彼はソムリエの資格を持ち、調理師の資格をも持っていた。私は彼にワイン売場の売り上げの伸ばし方を指導した。彼は忠実に実行した。それから3ヶ月ほど経つとワイン売場の売り上げは前年対比140%も伸びた。その伸びは継続した。西表さんと私は一気に親しくなった。
このプロジェクトは1年の予定であったがさらに半年延びた。初めがあれば終わりもある。いよいよプロジェクトの仕上げが近づいていた。
最終日の仕事が終わって、打ち上げ会だけが残った。会は閉店後の8時30分からであった。私達は会議室で静かに時を過ごしていた。
その時であった。西表さんから挨拶にいきたいと電話が入った。彼は毎月会っていたので会えなくなるのが寂しいですと精一杯に言った。それから、いま少し時間が取れますかと私を誘った。沖縄には夜に咲いて朝には散ってしまう花があります。その花が三越の裏手に咲いていますので案内したいのですと彼は歩きながら外へ連れ出す訳をすまなそうに説明した。そして西表さんは私を一本の木に案内した。そこには夜に咲く花が咲いていた。二人はしばし薄いピンクの花を見つめた。彼は別れの時に、地に根を張った美しく咲く花を私に贈ってくれた。枯れてしまう花屋の花ではなかった。いつまでも咲き続ける花であった。
人はどう別れるか。別れ方で別れは美しくも醜くもなる。彼はつつましく奥深い沖縄の心を贈ってくれた。もっと言えば私はこんなにも美しい別れの仕方を教えてもらった。
西表さんから花を贈られた夜、打ち上げ会が終わってから、私はホテルロビーにあるインターネットでこの花を調べた。花が受粉するためには昆虫の手助けを必要とする。そこで、競争が多い昼には閉じて、他の花が寝静まった夜に開店し多くの昆虫を集める夜型営業をしている花であることが分かった。花は目立つように白く、虫をおびき寄せる強い香りを放つと書いてあった。
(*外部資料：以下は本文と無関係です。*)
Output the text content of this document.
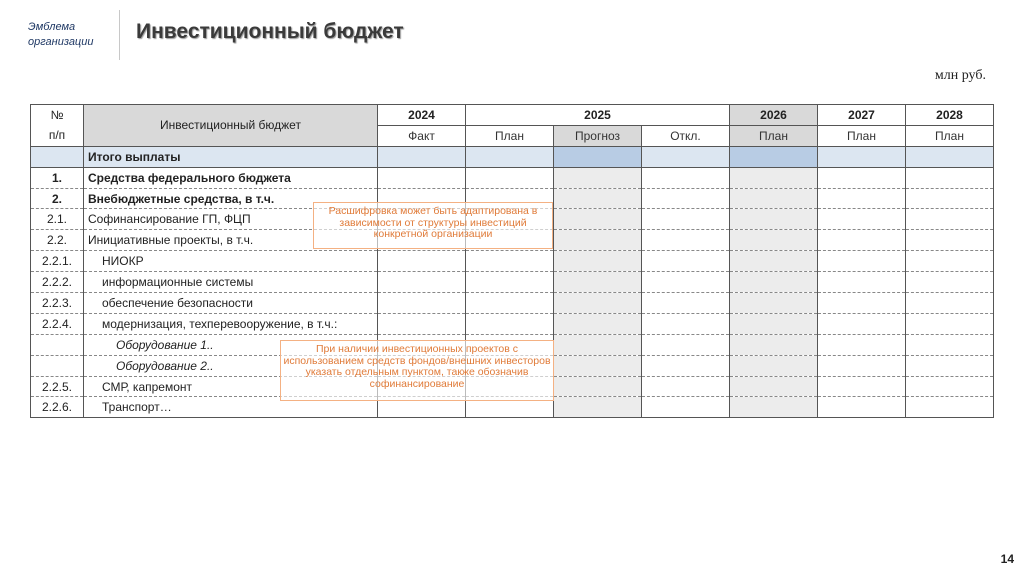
Эмблема
организации	Инвестиционный бюджет
млн руб.
№
п/п	Инвестиционный бюджет	2024	2025			2026	2027	2028
		Факт	План	Прогноз	Откл.	План	План	План
	Итого выплаты							
1.	Средства федерального бюджета							
2.	Внебюджетные средства, в т.ч.							
2.1.	Софинансирование ГП, ФЦП							
2.2.	Инициативные проекты, в т.ч.							
2.2.1.	НИОКР							
2.2.2.	информационные системы							
2.2.3.	обеспечение безопасности							
2.2.4.	модернизация, техперевооружение, в т.ч.:							
	Оборудование 1..							
	Оборудование 2..							
2.2.5.	СМР, капремонт							
2.2.6.	Транспорт…							
Расшифровка может быть адаптирована в зависимости от структуры инвестиций конкретной организации
При наличии инвестиционных проектов с использованием средств фондов/внешних инвесторов указать отдельным пунктом, также обозначив софинансирование
14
夜に咲き朝には散ってしまう花は、薄幸でひっそりと生きている感じもして、別れに添える話題としてはなんともふさわしいと思ったが、思いのほかたくましく生きている花と知って安心した。
西表さんはその後マネージャーに昇進して食品売場全体の責任者になっている。けれでも彼に教えたワインのニュースレターはいまでも毎月沖縄から届く。
先日、羽田空港で偶然、当時の沖縄三越社長と出会った。「服部さん、沖縄三越の経営は見事に復活しましたよ。これから攻めの営業に転じますよ」と笑顔で語った。
今日、私の手元に沖縄三越のワイン売場からニュースが届いた。届くたびに私は西表さんの、さわると壊れてしまうようなナイーブな笑顔を思い出す。